Salirai su un gommone Zodiac lungo la costa di Cabo San Lucas, farai snorkeling a Santa Maria e Chileno Bay con una guida locale, e ti rilasserai con un pranzo sulla sabbia vicino a Land’s End. Aspettati una vita marina vivace—con i leoni marini—e viste da cartolina su El Arco e Lovers Beach. Non è un’esperienza patinata o lussuosa, ma è autentica in tutti i sensi migliori.
Il tour prevede due soste snorkeling da 30 minuti ciascuna più i trasferimenti in barca e il pranzo; la durata totale varia ma considera diverse ore.
Si fa snorkeling a Santa Maria Bay e Chileno Bay.
Sì, il pick-up in hotel è incluso prima di raggiungere la marina per la gita in Zodiac.
Il pranzo è leggero e viene servito sulla spiaggia dopo lo snorkeling; su richiesta al momento della prenotazione sono disponibili opzioni vegetariane.
Sì, sono inclusi maschera, pinne, giubbotto, acqua in bottiglia e bibite.
I bambini dai 5 anni in su possono partecipare se accompagnati da un adulto.
Sì, dopo lo snorkeling si visita Land’s End per vedere El Arco, Lovers Beach e la colonia di leoni marini dalla barca.
Non è consigliato a donne in gravidanza o persone con problemi spinali o cardiovascolari; è richiesta una forma fisica moderata.
Il tuo giorno include il comodo pick-up in hotel a Los Cabos, tutta l’attrezzatura per lo snorkeling (maschera, pinne, giubbotto), acqua e bibite a bordo, una guida certificata e multilingue esperta di queste acque, due soste snorkeling guidate a Santa Maria Bay e Chileno Bay con tempo a sufficienza in ciascuna, e un pranzo leggero servito direttamente sulla spiaggia prima del rientro in città.
La prima cosa che ricordo è la salsedine—fresca e pungente, che mi schizzava in faccia mentre il nostro piccolo Zodiac saltellava sul Mare di Cortez.

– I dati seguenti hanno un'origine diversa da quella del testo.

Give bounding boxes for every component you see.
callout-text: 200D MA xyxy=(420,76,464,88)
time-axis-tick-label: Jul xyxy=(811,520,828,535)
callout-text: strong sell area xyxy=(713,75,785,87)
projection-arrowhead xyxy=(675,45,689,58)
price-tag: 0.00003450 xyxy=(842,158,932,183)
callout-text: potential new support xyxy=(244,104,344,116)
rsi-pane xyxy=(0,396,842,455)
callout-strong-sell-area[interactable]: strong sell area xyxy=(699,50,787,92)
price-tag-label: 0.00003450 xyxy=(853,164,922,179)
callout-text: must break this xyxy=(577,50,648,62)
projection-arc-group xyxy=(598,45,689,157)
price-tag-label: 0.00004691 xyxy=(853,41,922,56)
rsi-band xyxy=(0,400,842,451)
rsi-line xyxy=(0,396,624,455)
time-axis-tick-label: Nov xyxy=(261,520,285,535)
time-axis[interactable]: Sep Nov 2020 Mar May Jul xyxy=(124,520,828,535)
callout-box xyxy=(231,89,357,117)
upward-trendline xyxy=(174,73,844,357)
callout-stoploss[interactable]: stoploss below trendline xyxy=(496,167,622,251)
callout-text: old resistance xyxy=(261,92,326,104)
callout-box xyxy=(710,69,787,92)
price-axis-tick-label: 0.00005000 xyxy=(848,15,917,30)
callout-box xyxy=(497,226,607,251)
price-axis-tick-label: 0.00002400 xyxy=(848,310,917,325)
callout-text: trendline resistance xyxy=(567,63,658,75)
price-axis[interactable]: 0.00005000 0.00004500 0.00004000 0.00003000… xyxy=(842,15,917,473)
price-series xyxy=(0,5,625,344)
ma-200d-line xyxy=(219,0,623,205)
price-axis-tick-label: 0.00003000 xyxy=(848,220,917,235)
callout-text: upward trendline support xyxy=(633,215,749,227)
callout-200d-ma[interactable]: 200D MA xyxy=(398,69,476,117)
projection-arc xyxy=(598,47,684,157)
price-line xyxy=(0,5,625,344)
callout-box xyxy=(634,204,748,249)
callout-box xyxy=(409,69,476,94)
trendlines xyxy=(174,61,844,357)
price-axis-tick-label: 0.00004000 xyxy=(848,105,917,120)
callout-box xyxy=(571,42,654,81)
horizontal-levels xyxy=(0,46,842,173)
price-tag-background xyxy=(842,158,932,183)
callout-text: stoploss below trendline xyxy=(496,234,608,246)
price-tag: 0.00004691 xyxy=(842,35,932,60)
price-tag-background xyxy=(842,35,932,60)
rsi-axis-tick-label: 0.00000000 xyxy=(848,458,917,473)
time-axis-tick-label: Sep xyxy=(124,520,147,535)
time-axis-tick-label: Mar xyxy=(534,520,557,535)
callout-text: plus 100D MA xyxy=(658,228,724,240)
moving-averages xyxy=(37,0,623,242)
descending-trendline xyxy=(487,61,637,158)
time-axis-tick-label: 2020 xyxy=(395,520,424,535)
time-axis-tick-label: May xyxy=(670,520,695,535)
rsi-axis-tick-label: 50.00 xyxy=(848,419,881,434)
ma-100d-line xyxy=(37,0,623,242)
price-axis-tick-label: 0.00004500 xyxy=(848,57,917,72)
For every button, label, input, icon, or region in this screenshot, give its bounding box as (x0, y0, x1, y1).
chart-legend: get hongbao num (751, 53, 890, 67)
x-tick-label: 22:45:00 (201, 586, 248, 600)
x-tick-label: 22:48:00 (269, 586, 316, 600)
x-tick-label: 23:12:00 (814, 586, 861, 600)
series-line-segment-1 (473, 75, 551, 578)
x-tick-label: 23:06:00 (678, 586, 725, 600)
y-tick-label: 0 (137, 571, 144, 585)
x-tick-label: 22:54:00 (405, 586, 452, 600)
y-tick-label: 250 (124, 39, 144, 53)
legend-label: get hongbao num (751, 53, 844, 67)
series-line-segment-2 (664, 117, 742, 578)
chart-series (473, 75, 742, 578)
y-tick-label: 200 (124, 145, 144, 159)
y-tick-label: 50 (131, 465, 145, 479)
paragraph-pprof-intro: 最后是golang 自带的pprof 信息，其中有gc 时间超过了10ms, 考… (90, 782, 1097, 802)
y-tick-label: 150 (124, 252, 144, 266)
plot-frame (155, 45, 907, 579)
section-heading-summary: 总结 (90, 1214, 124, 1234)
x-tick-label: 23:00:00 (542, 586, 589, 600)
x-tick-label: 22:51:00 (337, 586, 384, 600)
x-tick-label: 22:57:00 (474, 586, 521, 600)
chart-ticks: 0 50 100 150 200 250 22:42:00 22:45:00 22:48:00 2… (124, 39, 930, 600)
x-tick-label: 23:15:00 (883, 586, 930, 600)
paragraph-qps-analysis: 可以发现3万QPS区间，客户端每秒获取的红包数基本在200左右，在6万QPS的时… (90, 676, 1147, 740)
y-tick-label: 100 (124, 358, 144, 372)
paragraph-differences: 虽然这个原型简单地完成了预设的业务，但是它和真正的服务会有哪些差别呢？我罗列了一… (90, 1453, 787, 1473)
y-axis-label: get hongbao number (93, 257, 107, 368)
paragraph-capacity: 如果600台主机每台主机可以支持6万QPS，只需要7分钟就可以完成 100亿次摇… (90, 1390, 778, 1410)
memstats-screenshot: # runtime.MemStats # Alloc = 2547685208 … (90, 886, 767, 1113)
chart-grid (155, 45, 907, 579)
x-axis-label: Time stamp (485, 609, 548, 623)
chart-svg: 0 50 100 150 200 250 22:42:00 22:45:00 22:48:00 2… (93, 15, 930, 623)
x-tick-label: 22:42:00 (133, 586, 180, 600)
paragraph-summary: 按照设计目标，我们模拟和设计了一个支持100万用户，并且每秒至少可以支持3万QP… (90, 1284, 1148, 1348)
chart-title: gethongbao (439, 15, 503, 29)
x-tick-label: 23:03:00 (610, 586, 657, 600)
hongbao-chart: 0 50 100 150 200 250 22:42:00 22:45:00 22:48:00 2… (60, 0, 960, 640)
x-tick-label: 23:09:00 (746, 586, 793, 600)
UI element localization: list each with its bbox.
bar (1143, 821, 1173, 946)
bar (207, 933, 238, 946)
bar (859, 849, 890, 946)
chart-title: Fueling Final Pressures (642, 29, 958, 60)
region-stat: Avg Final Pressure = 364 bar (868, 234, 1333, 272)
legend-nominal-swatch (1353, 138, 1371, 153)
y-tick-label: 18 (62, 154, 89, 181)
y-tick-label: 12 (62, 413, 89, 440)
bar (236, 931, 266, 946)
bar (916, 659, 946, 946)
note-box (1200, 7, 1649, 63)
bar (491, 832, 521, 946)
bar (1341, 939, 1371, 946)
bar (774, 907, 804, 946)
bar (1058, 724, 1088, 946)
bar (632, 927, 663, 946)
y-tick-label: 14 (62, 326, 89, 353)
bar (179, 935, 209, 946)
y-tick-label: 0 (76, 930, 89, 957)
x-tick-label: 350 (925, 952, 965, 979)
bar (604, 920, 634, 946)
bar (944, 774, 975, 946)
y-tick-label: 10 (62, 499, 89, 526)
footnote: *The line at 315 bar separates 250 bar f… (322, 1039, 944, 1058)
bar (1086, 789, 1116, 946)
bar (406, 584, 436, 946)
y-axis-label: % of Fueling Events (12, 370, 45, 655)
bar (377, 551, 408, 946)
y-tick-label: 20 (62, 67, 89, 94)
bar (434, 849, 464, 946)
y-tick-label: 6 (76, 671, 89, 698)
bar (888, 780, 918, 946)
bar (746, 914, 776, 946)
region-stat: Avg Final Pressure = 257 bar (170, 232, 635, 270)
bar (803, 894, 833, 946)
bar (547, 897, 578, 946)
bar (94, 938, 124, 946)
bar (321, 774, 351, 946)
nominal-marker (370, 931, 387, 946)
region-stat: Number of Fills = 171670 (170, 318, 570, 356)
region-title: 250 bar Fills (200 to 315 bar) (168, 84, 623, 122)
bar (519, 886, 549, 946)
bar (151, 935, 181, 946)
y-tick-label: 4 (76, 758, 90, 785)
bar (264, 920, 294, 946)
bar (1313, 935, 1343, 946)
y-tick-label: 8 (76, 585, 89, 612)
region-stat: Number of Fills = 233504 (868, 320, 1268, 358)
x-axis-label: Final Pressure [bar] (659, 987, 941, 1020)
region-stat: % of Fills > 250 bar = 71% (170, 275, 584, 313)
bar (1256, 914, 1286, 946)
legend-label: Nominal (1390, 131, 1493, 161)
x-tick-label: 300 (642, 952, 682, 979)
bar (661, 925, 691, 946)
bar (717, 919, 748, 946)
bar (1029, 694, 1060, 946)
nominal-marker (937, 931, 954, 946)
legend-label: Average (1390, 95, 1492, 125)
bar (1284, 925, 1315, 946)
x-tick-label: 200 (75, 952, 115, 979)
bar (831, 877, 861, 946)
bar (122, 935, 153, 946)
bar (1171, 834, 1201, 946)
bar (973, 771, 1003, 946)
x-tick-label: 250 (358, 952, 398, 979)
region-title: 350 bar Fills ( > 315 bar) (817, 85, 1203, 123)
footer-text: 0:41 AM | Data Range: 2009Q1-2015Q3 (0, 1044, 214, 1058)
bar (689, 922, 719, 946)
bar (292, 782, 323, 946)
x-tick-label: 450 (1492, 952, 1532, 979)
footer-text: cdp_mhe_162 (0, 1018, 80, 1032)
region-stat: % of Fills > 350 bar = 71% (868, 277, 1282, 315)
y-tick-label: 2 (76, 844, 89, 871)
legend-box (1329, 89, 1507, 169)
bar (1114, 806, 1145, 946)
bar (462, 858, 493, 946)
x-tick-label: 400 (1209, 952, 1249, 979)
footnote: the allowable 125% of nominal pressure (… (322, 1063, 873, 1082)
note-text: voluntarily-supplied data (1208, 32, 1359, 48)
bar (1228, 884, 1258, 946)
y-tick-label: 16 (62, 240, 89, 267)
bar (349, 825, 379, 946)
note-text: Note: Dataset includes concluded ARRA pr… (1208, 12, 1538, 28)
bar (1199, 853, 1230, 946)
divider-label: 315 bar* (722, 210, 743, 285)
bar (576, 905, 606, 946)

Eravamo appena partiti da Cabo San Lucas, ancora mezzi addormentati per il pick-up mattutino dall’hotel, e all’improvviso tutto intorno c’era solo acqua blu e quel mix unico di crema solare e odore di mare. La nostra guida, Diego, ci sorrideva davanti, indicando i pellicani che sfioravano le onde con le ali. Ho provato a scattare una foto ma quasi mi cadeva il telefono—avrei dovuto stare più attento.
La prima tappa per lo snorkeling è stata la baia di Santa Maria. L’acqua sembrava dipinta, quel turchese da cartolina che non credi vero finché non ti ritrovi a galleggiare dentro. Ho fatto un po’ di fatica con la maschera (Diego mi ha aiutato a sistemarla senza ridere), poi finalmente sono entrato. Lì sotto era tutto silenzioso, solo il rumore del mio respiro, e qualche pesce giallo che sfrecciava tra i coralli mentre la luce filtrava dall’alto. Ho perso la cognizione del tempo. Da qualche metro di distanza ho sentito una risata—credo fosse Ana del gruppo, si emozionava ogni volta che scopriva qualcosa di nuovo.
Dopo Chileno Bay (un po’ più affollata ma con tantissimi pesci), siamo risaliti sulla barca—un po’ goffi con le pinne—e abbiamo puntato verso Land’s End. Qui si vede El Arco, quel grande arco di pietra di cui tutti parlano. Leoni marini erano distesi sulle rocce come se fossero i padroni del posto; uno ha abbaiato così forte da farci sobbalzare tutti. Poi è arrivato il pranzo—niente di sofisticato, solo panini e bibite fresche sulla spiaggia vicino a Lovers Beach, con i piedi nella sabbia calda mentre Diego ci raccontava storie di vecchie navi pirata che si nascondevano qui secoli fa. Ancora oggi penso a quel panorama—i leoni marini che russano, l’Arco dietro di loro, il sole che brucia via ogni preoccupazione.